Kirtana Kumar, a Bangalore-based director and theatre-maker finds herself in a very different place than where she was in March 2020. “In 2020, I was completely willing to embrace the online space. I had no problem. This was the space that my students anyway had inhabited for more than 10 years now. I wasn’t averse to it,” she shares.
However, today, Kumar is more concerned with and curious about how theatre practitioners are going to make things different for young people. What are the ways in which the community is going to really tackle issues of mental health within the digital space?
“Because personally, I’m not keen on going back to the old hierarchies. I’m not keen on the old verticals that existed before the pandemic. I personally wish to embrace this way and go forward,” she asserts.

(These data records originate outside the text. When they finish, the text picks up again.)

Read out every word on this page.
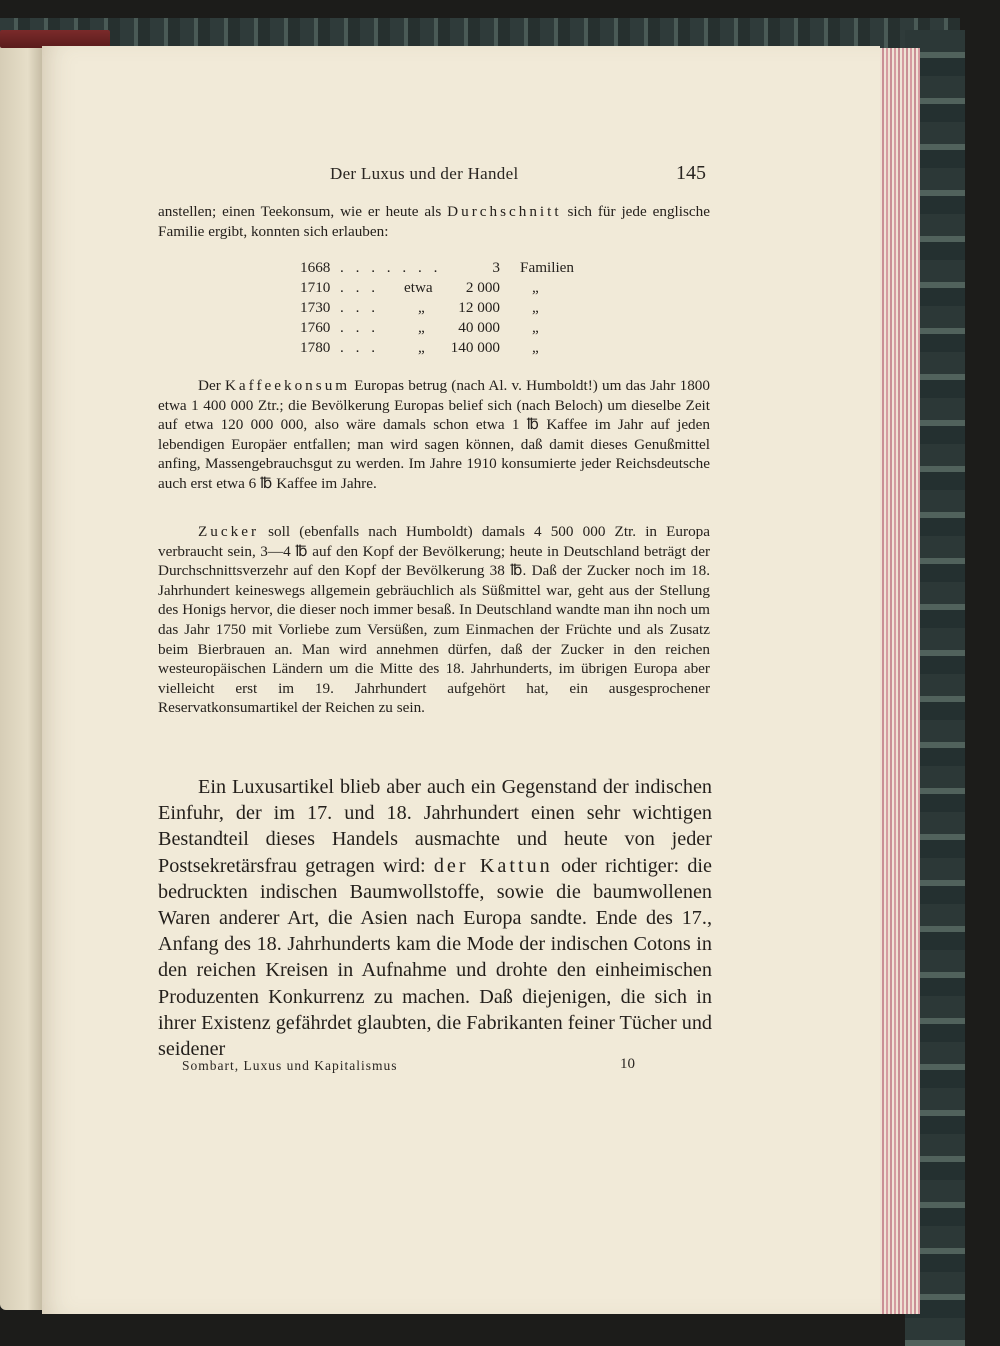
Der Luxus und der Handel	145

anstellen; einen Teekonsum, wie er heute als Durchschnitt sich für jede englische Familie ergibt, konnten sich erlauben:

1668 . . . . . . .	3 Familien
1710 . . . etwa	2 000 „
1730 . . .	„	12 000 „
1760 . . .	„	40 000 „
1780 . . .	„	140 000 „

Der Kaffeekonsum Europas betrug (nach Al. v. Humboldt!) um das Jahr 1800 etwa 1 400 000 Ztr.; die Bevölkerung Europas belief sich (nach Beloch) um dieselbe Zeit auf etwa 120 000 000, also wäre damals schon etwa 1 ℔ Kaffee im Jahr auf jeden lebendigen Europäer entfallen; man wird sagen können, daß damit dieses Genußmittel anfing, Massengebrauchsgut zu werden. Im Jahre 1910 konsumierte jeder Reichsdeutsche auch erst etwa 6 ℔ Kaffee im Jahre.

Zucker soll (ebenfalls nach Humboldt) damals 4 500 000 Ztr. in Europa verbraucht sein, 3—4 ℔ auf den Kopf der Bevölkerung; heute in Deutschland beträgt der Durchschnittsverzehr auf den Kopf der Bevölkerung 38 ℔. Daß der Zucker noch im 18. Jahrhundert keineswegs allgemein gebräuchlich als Süßmittel war, geht aus der Stellung des Honigs hervor, die dieser noch immer besaß. In Deutschland wandte man ihn noch um das Jahr 1750 mit Vorliebe zum Versüßen, zum Einmachen der Früchte und als Zusatz beim Bierbrauen an. Man wird annehmen dürfen, daß der Zucker in den reichen westeuropäischen Ländern um die Mitte des 18. Jahrhunderts, im übrigen Europa aber vielleicht erst im 19. Jahrhundert aufgehört hat, ein ausgesprochener Reservatkonsumartikel der Reichen zu sein.

Ein Luxusartikel blieb aber auch ein Gegenstand der indischen Einfuhr, der im 17. und 18. Jahrhundert einen sehr wichtigen Bestandteil dieses Handels ausmachte und heute von jeder Postsekretärsfrau getragen wird: der Kattun oder richtiger: die bedruckten indischen Baumwollstoffe, sowie die baumwollenen Waren anderer Art, die Asien nach Europa sandte. Ende des 17., Anfang des 18. Jahrhunderts kam die Mode der indischen Cotons in den reichen Kreisen in Aufnahme und drohte den einheimischen Produzenten Konkurrenz zu machen. Daß diejenigen, die sich in ihrer Existenz gefährdet glaubten, die Fabrikanten feiner Tücher und seidener

Sombart, Luxus und Kapitalismus	10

But within this, what and who are the gatekeepers, Kumar asks further. She is also curious about what are the inequalities inherent within this digital space. “How do we build equality and equity into it?
I feel terribly invested in the local. So, when you say planetarity, it’s great. And on an abstract level, I get it and I’m with it. But I really am into reinforcing and supporting the local at a very, very primary level right now,” she shares.
Going back to the idea of intimacy and planetarity, Mbongeni Mtshali, lecturer at Centre for Theatre, Dance, Performance Studies at University of Cape Town, proposes an expression of a planetary city in the form of radical intimacy and empathy.
“It’s about recognizing our closeness to one another but without consuming the other entirely in order to erase specificity and difference,” he explains. Mtshali acknowledges that Zoom has opened up people’s networks and allowed them to interact with others all over the globe but wonders about the impression it creates that one is being intimate with the other across the digital space.
“I add the word ‘radical’ in front of it because it about recognizing that this actually isn’t a moment of intimacy in that way. We need to push to recognize positioning, perspective and not try and resolve difference. Instead, we need to recognize where those very differences come from. The real work can begin happening when we begin to acknowledge the different positions from which we come into the conversation,” Mtshali expresses.
Adding to the conversation, Adewole says the digital space can create mirages of intimacy. “So, what is it that we have experienced in life before COVID that we need to mine, that we need to bring across? And I think this situation is making us look deep at what that is, and really understanding it. Because without that, we can’t reimagine this space, or re-rework this space to make it a place where intimacy can happen,” she asserts as the conversation comes to a close.